3 U.N. C.A.T, Article 16 : “1. Each State Party shall undertake to prevent in any territory under its jurisdiction other acts of cruel, inhuman or degrading treatment or punishment which do not amount to torture as defined in article 1, when such acts are committed by or at the instigation of or with the consent or acquiescence of a public official or other person acting in an official capacity. In particular, the obligations contained in articles 10, 11, 12 and 13 shall apply with the substitution for references to torture of references to other forms of cruel, inhuman or degrading treatment or punishment.” [Emphasis added.]

4 At http://news.bbc.co.Uk/2/hi/americas/4569626.stm.

5 Rochin v. California, 342 U.S. 165 (1952) at http:// caselaw.lp.findlaw.com/cgi-bin/getcase.pl?navby=case&court=us&vol=342&invol= 165

6 Fifth Amendment to the United States Constitution: ‘ No person shall be […] compelled in any criminal case to be a witness against himself.

7 U.N. C.A.T., Article 15: Each State Party shall ensure that any statement which is established to have been made as a result of torture shall not be invoked as evidence in any proceedings, except against a person accused of torture as evidence that the statement was made. [Emphasis added.]

8 Wigmore on Evidence (McNaughton rev. 1961) Vol. 8, p. 318 [Emphasis added.]

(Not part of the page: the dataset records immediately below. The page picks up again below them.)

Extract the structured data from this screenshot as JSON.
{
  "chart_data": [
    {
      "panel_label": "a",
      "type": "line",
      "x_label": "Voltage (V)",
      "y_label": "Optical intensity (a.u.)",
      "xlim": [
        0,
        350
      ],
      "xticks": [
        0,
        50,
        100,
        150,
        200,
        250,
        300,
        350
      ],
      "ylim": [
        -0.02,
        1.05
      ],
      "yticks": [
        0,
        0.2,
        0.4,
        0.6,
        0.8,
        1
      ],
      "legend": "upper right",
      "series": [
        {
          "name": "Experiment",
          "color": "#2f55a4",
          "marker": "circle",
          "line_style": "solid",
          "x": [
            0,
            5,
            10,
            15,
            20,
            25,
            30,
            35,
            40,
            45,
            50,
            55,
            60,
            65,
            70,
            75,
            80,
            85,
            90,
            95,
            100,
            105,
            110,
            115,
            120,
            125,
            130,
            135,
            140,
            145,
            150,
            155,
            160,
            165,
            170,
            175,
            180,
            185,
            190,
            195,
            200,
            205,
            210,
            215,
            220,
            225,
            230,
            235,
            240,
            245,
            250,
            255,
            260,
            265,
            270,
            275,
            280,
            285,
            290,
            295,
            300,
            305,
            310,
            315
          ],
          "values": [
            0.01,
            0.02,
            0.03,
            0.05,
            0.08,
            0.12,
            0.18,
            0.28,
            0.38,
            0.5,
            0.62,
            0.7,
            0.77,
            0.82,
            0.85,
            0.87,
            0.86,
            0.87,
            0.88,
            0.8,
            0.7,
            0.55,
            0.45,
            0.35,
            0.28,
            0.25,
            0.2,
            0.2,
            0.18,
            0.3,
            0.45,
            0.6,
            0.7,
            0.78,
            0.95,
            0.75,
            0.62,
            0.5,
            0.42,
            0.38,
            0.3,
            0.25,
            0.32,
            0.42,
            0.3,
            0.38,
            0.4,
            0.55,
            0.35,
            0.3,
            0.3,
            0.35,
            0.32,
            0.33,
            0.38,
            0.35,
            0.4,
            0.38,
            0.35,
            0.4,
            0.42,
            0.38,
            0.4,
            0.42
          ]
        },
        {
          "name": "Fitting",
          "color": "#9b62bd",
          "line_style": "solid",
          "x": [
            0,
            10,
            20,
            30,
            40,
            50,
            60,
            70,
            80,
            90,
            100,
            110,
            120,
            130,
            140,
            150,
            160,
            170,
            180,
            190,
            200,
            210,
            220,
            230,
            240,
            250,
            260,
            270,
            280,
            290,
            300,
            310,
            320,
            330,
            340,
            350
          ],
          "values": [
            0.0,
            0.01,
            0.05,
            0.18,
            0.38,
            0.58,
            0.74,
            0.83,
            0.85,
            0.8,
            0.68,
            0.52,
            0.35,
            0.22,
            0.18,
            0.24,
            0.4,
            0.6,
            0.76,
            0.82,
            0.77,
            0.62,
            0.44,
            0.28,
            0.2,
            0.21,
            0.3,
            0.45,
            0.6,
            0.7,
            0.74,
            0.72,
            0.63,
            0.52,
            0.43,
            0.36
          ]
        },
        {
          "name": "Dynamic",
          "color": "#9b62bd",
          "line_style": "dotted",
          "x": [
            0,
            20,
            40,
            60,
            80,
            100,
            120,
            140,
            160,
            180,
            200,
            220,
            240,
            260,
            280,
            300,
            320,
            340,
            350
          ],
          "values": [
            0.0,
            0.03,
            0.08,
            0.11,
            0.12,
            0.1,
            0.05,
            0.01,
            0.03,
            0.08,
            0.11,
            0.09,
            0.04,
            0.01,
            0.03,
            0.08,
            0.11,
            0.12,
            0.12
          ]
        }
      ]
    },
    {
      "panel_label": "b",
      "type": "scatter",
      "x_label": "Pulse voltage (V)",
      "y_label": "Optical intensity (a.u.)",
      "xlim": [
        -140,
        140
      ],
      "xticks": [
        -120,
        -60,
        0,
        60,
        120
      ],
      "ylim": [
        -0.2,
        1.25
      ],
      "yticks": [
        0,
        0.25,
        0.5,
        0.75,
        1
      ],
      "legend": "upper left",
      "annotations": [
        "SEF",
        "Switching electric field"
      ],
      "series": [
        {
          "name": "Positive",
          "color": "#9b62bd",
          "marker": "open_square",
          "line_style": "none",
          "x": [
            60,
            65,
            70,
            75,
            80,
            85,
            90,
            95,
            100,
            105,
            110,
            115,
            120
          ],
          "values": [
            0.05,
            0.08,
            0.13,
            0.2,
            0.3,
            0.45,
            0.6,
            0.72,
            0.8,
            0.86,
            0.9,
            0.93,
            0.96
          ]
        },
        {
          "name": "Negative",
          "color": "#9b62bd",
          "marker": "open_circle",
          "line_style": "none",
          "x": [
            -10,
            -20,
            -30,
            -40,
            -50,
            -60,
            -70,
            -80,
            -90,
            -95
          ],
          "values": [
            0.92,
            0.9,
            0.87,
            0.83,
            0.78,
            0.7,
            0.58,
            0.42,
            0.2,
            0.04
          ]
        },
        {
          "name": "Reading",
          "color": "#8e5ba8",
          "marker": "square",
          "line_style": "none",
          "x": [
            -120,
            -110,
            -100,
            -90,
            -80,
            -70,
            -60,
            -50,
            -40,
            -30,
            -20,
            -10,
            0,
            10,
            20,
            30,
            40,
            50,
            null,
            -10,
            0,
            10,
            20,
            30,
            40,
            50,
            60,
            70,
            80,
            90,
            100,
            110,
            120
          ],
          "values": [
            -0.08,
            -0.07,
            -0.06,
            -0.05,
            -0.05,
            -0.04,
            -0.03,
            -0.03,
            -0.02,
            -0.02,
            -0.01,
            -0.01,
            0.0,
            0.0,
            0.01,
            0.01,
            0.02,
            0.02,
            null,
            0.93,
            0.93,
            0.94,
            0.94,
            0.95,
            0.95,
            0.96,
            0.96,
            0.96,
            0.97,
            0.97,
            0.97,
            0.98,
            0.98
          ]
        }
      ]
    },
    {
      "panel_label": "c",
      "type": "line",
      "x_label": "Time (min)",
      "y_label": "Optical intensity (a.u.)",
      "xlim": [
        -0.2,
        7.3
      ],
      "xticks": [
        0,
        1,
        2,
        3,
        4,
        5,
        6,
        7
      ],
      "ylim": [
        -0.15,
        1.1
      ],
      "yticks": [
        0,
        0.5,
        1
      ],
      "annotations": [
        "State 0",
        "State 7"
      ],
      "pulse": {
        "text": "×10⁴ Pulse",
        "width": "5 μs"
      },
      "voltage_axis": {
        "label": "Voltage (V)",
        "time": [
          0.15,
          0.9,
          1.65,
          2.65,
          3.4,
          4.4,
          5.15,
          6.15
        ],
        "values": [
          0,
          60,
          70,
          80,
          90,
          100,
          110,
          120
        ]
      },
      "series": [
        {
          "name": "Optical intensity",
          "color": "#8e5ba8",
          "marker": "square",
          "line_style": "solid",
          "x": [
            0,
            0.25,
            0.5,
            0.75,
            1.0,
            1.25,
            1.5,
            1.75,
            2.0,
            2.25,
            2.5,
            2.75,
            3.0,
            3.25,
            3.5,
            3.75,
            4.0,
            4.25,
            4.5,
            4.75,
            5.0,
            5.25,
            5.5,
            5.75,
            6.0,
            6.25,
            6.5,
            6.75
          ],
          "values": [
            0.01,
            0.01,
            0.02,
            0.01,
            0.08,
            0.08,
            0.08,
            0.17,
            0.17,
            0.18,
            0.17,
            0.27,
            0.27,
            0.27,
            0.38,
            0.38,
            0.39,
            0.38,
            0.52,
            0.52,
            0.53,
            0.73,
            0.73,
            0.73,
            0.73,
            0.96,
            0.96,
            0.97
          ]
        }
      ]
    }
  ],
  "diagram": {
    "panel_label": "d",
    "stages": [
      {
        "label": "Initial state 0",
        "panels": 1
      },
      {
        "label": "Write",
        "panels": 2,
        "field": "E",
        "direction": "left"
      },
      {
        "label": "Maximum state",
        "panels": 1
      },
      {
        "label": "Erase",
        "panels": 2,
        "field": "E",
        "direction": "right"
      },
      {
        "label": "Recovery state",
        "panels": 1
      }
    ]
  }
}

9 See,Rochin v. California, 342 U.S. 165 at 172 (1952): “[W]e are compelled to conclude that the proceedings by which this conviction was obtained do more than offend some fastidious squeamishness or private sentimentalism about combating crime too energetically. This is conduct that shocks the conscience. Illegally breaking into the privacy of the petitioner, the struggle to open his mouth and remove what was there, the forcible extraction of his stomach's contents this course of proceeding by agents of government to obtain evidence is bound to offend even hardened sensibilities. They are methods too close to the rack and the screw to permit of constitutional differentiation.“

10 Thus, although there were indications that larger amounts of drugs were involved, the Court applied the principle of favour defensionis and assumed (“Die Strafkammer geht deshalb zugunsten des Angeklagten davon aus …“) that both at 11.35 and 12.25 the applicant only handed over to the buyer a bubble containing on each occasion 0.15 grams of cocaine. The Court also took into account the fact that the applicant was prevented from selling the bubble of 0.2182 grams. In addition, the sentence reflected the fact that the applicant had no criminal record in Germany and that during the one year period which had elapsed between the applicant's release from pre-trial detention and the conviction now under discussion he had not been connected with any criminal activities. In the light of the judgment, one may safely assume that the kind of behaviour which the police observed the applicant engage in could, in the case of another person, easily have led to a more severe punishment.

11 Judge Sikuta considered that the matter should be dealt with exclusively under Article 3. Assuming that a separate issue arises under Article 8, he agrees with the reasoning of this dissenting opinion.